Pieke Biermann mit Preis der Leipziger Buchmesse 2020 in Kategorie Übersetzung ausgezeichnet

Nominierte
Die fünf nominierten Übersetzungen für den Preis der Leipziger Buchmesse 2020. - Bild: LBM
Pieke Biermann
Pieke Biermann – Bild: Isolde Ohlbaum / dtv

Der Preis der Leipziger Buchmesse 2020 in der Kategorie Übersetzung geht an die in Berlin lebende Lieselotte „Pieke“ Biermann. Sie wird für ihre Übersetzung des bei dtv erschienenen Romans Oreo von Fran Ross aus dem amerikanischen Englisch ausgezeichnet und erhält insgesamt 16.000 Euro. (Die fünf Nominierten erhalten je 1.000 Euro, der Sieger zusätzlich 15.000 Euro.)

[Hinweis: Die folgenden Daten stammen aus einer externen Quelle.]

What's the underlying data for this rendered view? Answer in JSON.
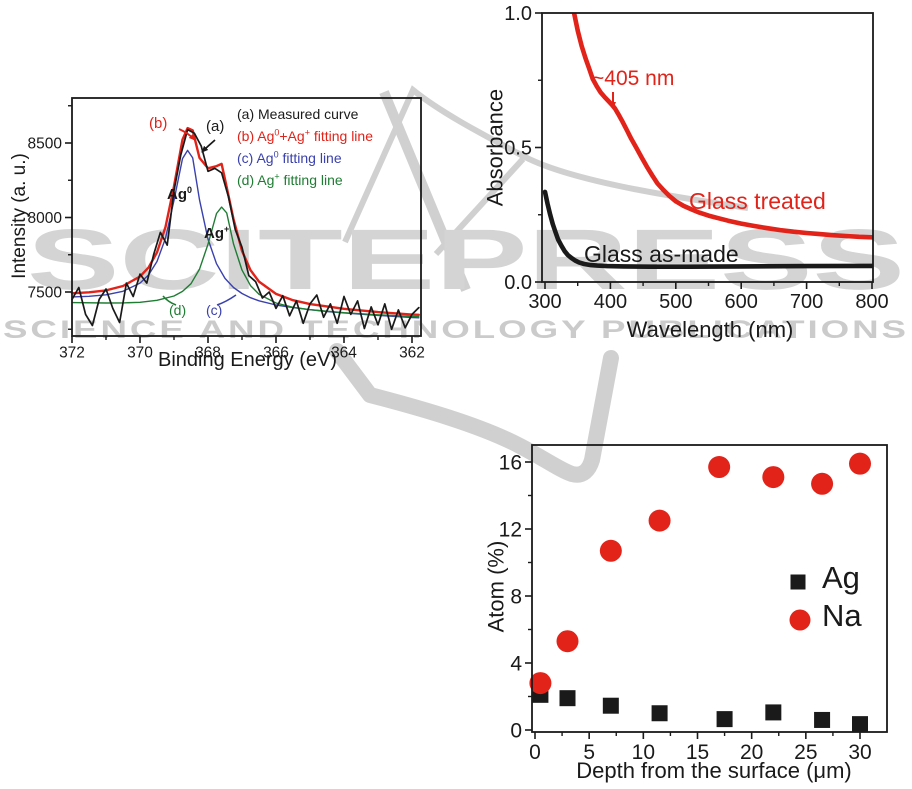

Nominiert waren in derselben Kategorie außerdem:

  • Luis Ruby für die Übersetzung Tagtraum und Trunkenheit einer jungen Frau – Sämtliche Erzählungen I von Clarice Lispector aus dem brasilianischen Portugiesisch.
  • Andreas Tretner für die Übersetzung Die Sanftmütigen von Angel Igov aus dem Bulgarischen.
  • Melanie Walz für die Übersetzung Middlemarch – Eine Studie über das Leben in der Provinz von George Eliot aus dem Englischen.
  • Simon Werle für die Übersetzung Der Spleen von Paris – Gedichte in Prosa sowie frühe Dichtungen von Charles Baudelaire aus dem Französischen.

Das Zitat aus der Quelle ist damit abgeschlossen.